Sonuç olarak darbe girişimleri ve aktivist hareketler gibi bayağı, fakat dokunduğu yerde de iz bırakan –oyunların- artık eskisi gibi işe yaramadığını anlayan küresel aktörler, maalesef, ulus devlet niteliğindeki Türkiye’yi -raconun- sınırlarını aşmadan silkelemeye çalışıyorlar. Kısacası, adı KAN EMİCİLİK olan bu oyunu kuralına göre oynuyorlar. Bizim garipler de habituslarının ne denli deforme edildiğinden bihaber, bu kirli oyunları muannidane bir cehaletle temaşa ediyorlar. Hatta temaşa etmekle kalmayıp, ülkece maruz bırakıldığımız dehşetengiz aksiyonların tümüne, tam da bu -aksiyonerlerin- istediği tonda bir reaksiyon gösteriyorlar.

Anlatmaya çalıştığım, apaçık ortadır. Eğer dikkat buyurduysanız, yazı boyunca terör kelimesini kullanmadığımı farketmişsinizdir. Çünkü mânâ, kelimede(maddede) değil ruhtadır.
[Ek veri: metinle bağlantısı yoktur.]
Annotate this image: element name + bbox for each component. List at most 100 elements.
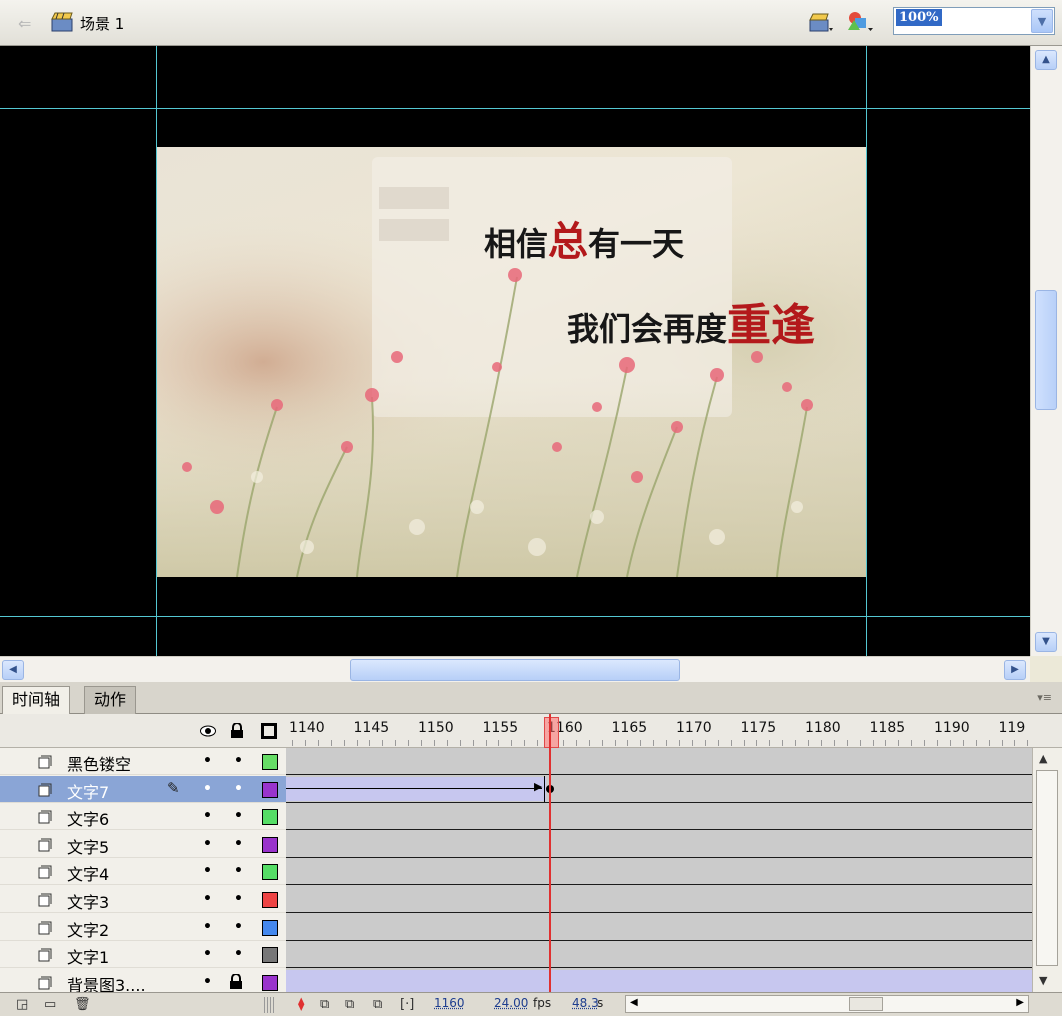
onion-skin-outlines-icon[interactable]: ⧉ [345, 997, 354, 1012]
stage-vertical-scrollbar[interactable]: ▲ ▼ [1030, 46, 1062, 656]
zoom-select[interactable]: 100% ▼ [893, 7, 1055, 35]
layer-outline-color[interactable] [262, 919, 278, 936]
scroll-up-icon[interactable]: ▲ [1035, 50, 1057, 70]
chevron-down-icon[interactable]: ▼ [1031, 9, 1053, 33]
layer-name[interactable]: 黑色镂空 [67, 751, 131, 775]
lock-toggle[interactable]: • [234, 891, 243, 907]
panel-menu-icon[interactable]: ▾≡ [1037, 691, 1052, 704]
layer-row[interactable]: 文字1 • • [0, 941, 286, 969]
frame-row[interactable] [286, 803, 1032, 831]
visibility-toggle[interactable]: • [203, 863, 212, 879]
frame-row[interactable]: ▶ [286, 775, 1032, 803]
new-layer-icon[interactable]: ◲ [16, 997, 28, 1012]
outline-icon[interactable] [261, 723, 277, 739]
layer-outline-color[interactable] [262, 947, 278, 964]
layer-name[interactable]: 文字3 [67, 889, 109, 913]
frame-ruler[interactable]: 1140 1145 1150 1155 1160 1165 1170 1175 1180 1185… [286, 714, 1030, 748]
frame-grid[interactable]: ▶ [286, 748, 1032, 996]
stage-horizontal-scrollbar[interactable]: ◀ ▶ [0, 656, 1030, 682]
layer-name[interactable]: 文字6 [67, 806, 109, 830]
layer-outline-color[interactable] [262, 781, 278, 798]
visibility-toggle[interactable]: • [203, 919, 212, 935]
playhead[interactable] [544, 717, 559, 748]
frame-span[interactable] [286, 969, 1032, 992]
layer-row[interactable]: 文字5 • • [0, 831, 286, 858]
frame-row[interactable] [286, 858, 1032, 886]
layer-row[interactable]: 文字4 • • [0, 858, 286, 886]
layer-row[interactable]: 文字7 ✎ • • [0, 775, 286, 803]
scene-label[interactable]: 场景 1 [80, 13, 124, 34]
back-arrow-icon[interactable]: ⇐ [18, 14, 31, 33]
headline-line-2[interactable]: 我们会再度重逢 [567, 289, 815, 353]
visibility-toggle[interactable]: • [203, 974, 212, 990]
frame-row[interactable] [286, 886, 1032, 913]
scroll-down-icon[interactable]: ▼ [1039, 974, 1047, 987]
tab-timeline[interactable]: 时间轴 [2, 686, 71, 714]
layer-outline-color[interactable] [262, 864, 278, 881]
lock-toggle[interactable]: • [234, 753, 243, 769]
layer-row[interactable]: 黑色镂空 • • [0, 748, 286, 775]
layer-name[interactable]: 文字1 [67, 944, 109, 968]
center-frame-icon[interactable]: ⧫ [298, 997, 304, 1012]
layer-row[interactable]: 文字2 • • [0, 914, 286, 941]
scroll-right-icon[interactable]: ▶ [1004, 660, 1026, 680]
scroll-right-icon[interactable]: ▶ [1016, 997, 1024, 1008]
visibility-toggle[interactable]: • [203, 891, 212, 907]
visibility-toggle[interactable]: • [203, 836, 212, 852]
lock-toggle[interactable]: • [234, 836, 243, 852]
visibility-toggle[interactable]: • [203, 946, 212, 962]
scroll-left-icon[interactable]: ◀ [630, 997, 638, 1008]
layer-name[interactable]: 文字5 [67, 834, 109, 858]
scrollbar-thumb[interactable] [1035, 290, 1057, 410]
frame-rate[interactable]: 24.00 [494, 996, 528, 1010]
layer-outline-color[interactable] [262, 836, 278, 853]
layer-outline-color[interactable] [262, 754, 278, 770]
new-folder-icon[interactable]: ▭ [44, 997, 56, 1012]
eye-icon[interactable] [200, 724, 216, 738]
layer-row[interactable]: 文字6 • • [0, 803, 286, 831]
lock-toggle[interactable]: • [234, 946, 243, 962]
visibility-toggle[interactable]: • [203, 781, 212, 797]
edit-scene-icon[interactable] [808, 12, 834, 34]
layer-name[interactable]: 文字4 [67, 861, 109, 885]
frames-horizontal-scrollbar[interactable]: ◀ ▶ [625, 995, 1029, 1013]
resize-grip[interactable] [264, 997, 274, 1013]
tab-actions[interactable]: 动作 [84, 686, 137, 714]
scroll-down-icon[interactable]: ▼ [1035, 632, 1057, 652]
trash-icon[interactable]: 🗑 [74, 997, 91, 1012]
lock-toggle[interactable]: • [234, 781, 243, 797]
lock-toggle[interactable]: • [234, 808, 243, 824]
stage-canvas[interactable]: 相信总有一天 我们会再度重逢 [0, 46, 1030, 656]
current-frame[interactable]: 1160 [434, 996, 465, 1010]
scrollbar-thumb[interactable] [849, 997, 883, 1011]
visibility-toggle[interactable]: • [203, 808, 212, 824]
headline-line-1[interactable]: 相信总有一天 [484, 209, 684, 267]
lock-toggle[interactable]: • [234, 863, 243, 879]
frame-row[interactable] [286, 748, 1032, 775]
scroll-up-icon[interactable]: ▲ [1039, 752, 1047, 765]
scrollbar-thumb[interactable] [350, 659, 680, 681]
stage-artwork[interactable]: 相信总有一天 我们会再度重逢 [157, 147, 866, 577]
lock-icon[interactable] [230, 723, 244, 739]
motion-tween-span[interactable] [286, 776, 546, 801]
layer-outline-color[interactable] [262, 892, 278, 908]
layer-name[interactable]: 文字2 [67, 917, 109, 941]
lock-icon[interactable] [229, 973, 243, 990]
frame-row[interactable] [286, 941, 1032, 969]
visibility-toggle[interactable]: • [203, 753, 212, 769]
layer-row[interactable]: 文字3 • • [0, 886, 286, 913]
frame-row[interactable] [286, 914, 1032, 941]
ruler-tick [988, 740, 990, 746]
scroll-left-icon[interactable]: ◀ [2, 660, 24, 680]
layer-outline-color[interactable] [262, 974, 278, 991]
onion-markers-icon[interactable]: [·] [400, 997, 414, 1012]
edit-multiple-frames-icon[interactable]: ⧉ [373, 997, 382, 1012]
timeline-vertical-scrollbar[interactable]: ▲ ▼ [1032, 748, 1062, 992]
layer-name[interactable]: 文字7 [67, 779, 109, 803]
frame-row[interactable] [286, 831, 1032, 858]
layer-outline-color[interactable] [262, 809, 278, 826]
scrollbar-thumb[interactable] [1036, 770, 1058, 966]
edit-symbol-icon[interactable] [845, 10, 875, 34]
lock-toggle[interactable]: • [234, 919, 243, 935]
onion-skin-icon[interactable]: ⧉ [320, 997, 329, 1012]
Meseleye, halk olunmasına engel olamayacağımız cismani boyutundan yaklaşmak yerine, üstün bir tefekkürle ruhani cepheden nazâr etmeye çabalamak; zannımca milli istikbalimiz adına daha hayırlı olacak, idrak ve izan penceremizi kapanmamak üzere aralayacaktır.